Al fin aparece limpio el cielo. Los últimos
días el aire estaba turbio, oscurecido por un velo de bruma: nubes de polvo en
suspensión, arena venida de muy lejos, contaminación humana. Era fácil imaginarse dentro de una
tormenta en el desierto, sentir casi la lija de la arena en la saliva.
Calima. Hay que pronunciar esta palabra despacio, saboreándola, dejándose llevar por el suave balanceo (abierta/cerrada/abierta) de las vocales. (¡Ah esa querida y diáfana apoyatura vocálica castellana que tanto echamos de menos en otros idiomas!).
Calima, una
palabra muy bien construida, armónica. Sus consonantes nos invitan a un viaje
fónico que va desde el oscuro velo del paladar, pasando por el cielo de la boca para llegar a los labios. Una
palabra que va buscando la luz. Si
fuéramos conscientes de la complejísima habilidad muscular necesaria para pronunciar cada
uno de los sonidos que forman una simple frase, nos daríamos cuenta de hasta
qué punto somos virtuosos instrumentistas que, tras un sofisticado aprendizaje del que no somos conscientes, hemos llegado a dominar con maestría las cuerdas, el viento y la percusión.
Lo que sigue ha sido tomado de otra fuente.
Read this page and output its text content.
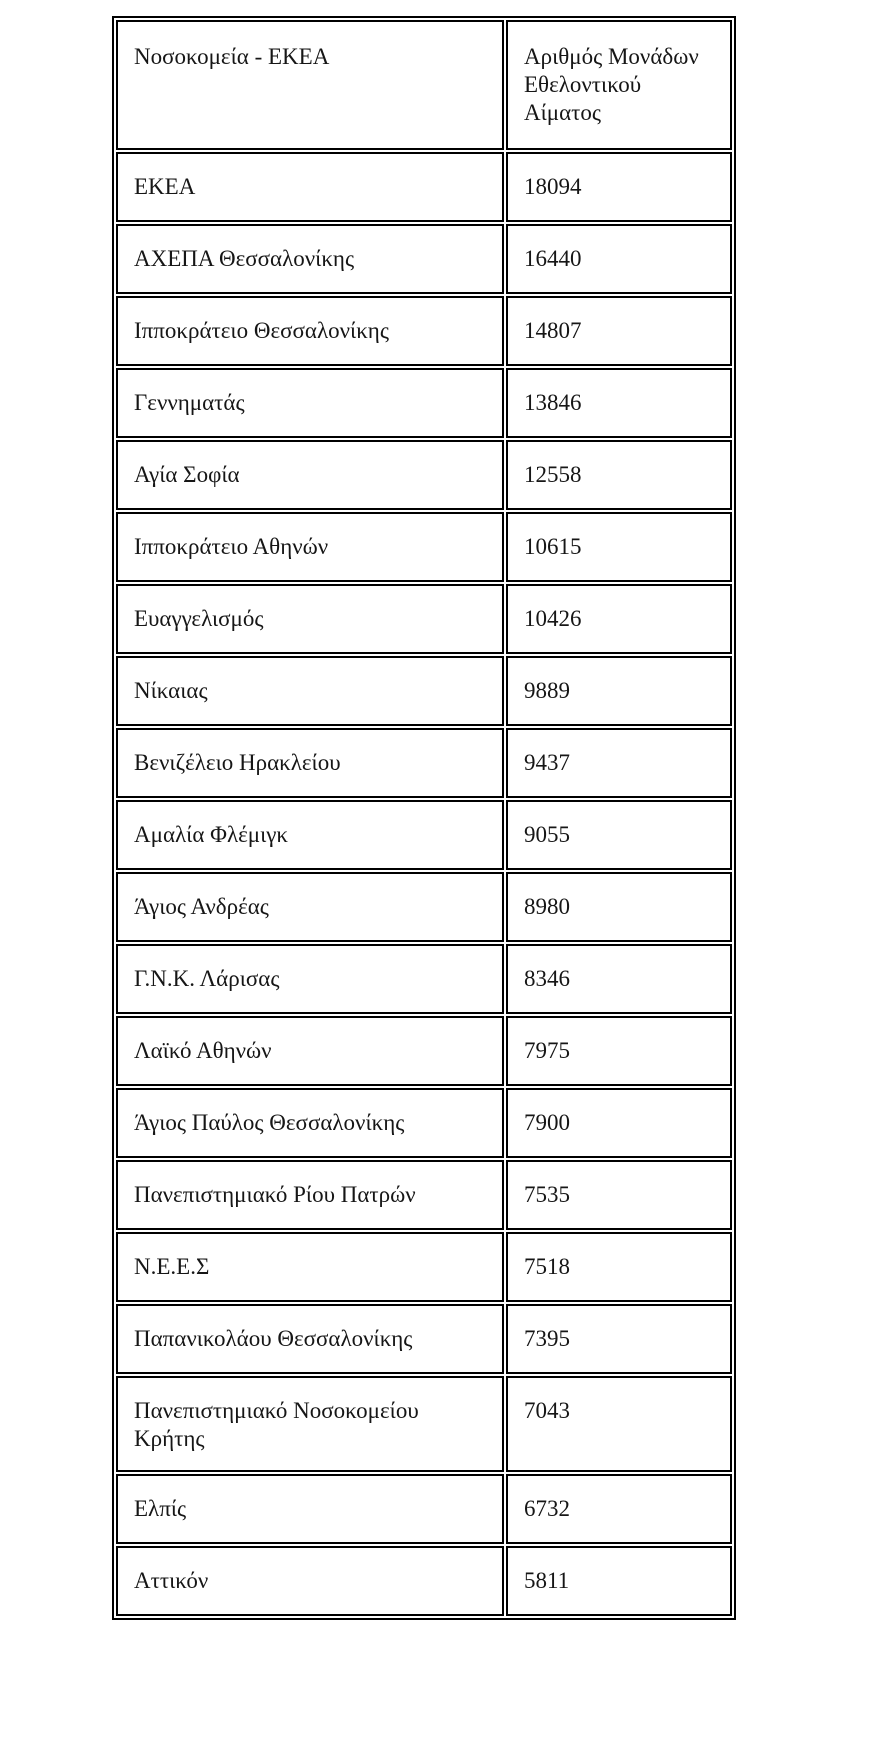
Νοσοκομεία - ΕΚΕΑ	Αριθμός Μονάδων Εθελοντικού Αίματος
ΕΚΕΑ	18094
ΑΧΕΠΑ Θεσσαλονίκης	16440
Ιπποκράτειο Θεσσαλονίκης	14807
Γεννηματάς	13846
Αγία Σοφία	12558
Ιπποκράτειο Αθηνών	10615
Ευαγγελισμός	10426
Νίκαιας	9889
Βενιζέλειο Ηρακλείου	9437
Αμαλία Φλέμιγκ	9055
Άγιος Ανδρέας	8980
Γ.Ν.Κ. Λάρισας	8346
Λαϊκό Αθηνών	7975
Άγιος Παύλος Θεσσαλονίκης	7900
Πανεπιστημιακό Ρίου Πατρών	7535
Ν.Ε.Ε.Σ	7518
Παπανικολάου Θεσσαλονίκης	7395
Πανεπιστημιακό Νοσοκομείου Κρήτης	7043
Ελπίς	6732
Αττικόν	5811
Calima. Siempre me imagino esta palabra (tan próxima a la calma) escrita en alfabeto griego. Pero tiene un origen confuso, también ella contaminada por la bruma de la etimología, y es uno de esos vocablos en los que lo caliginoso del significado pugna con la belleza del significante. Como esos seres en que su hermosa apariencia esconden un desagradable mensaje.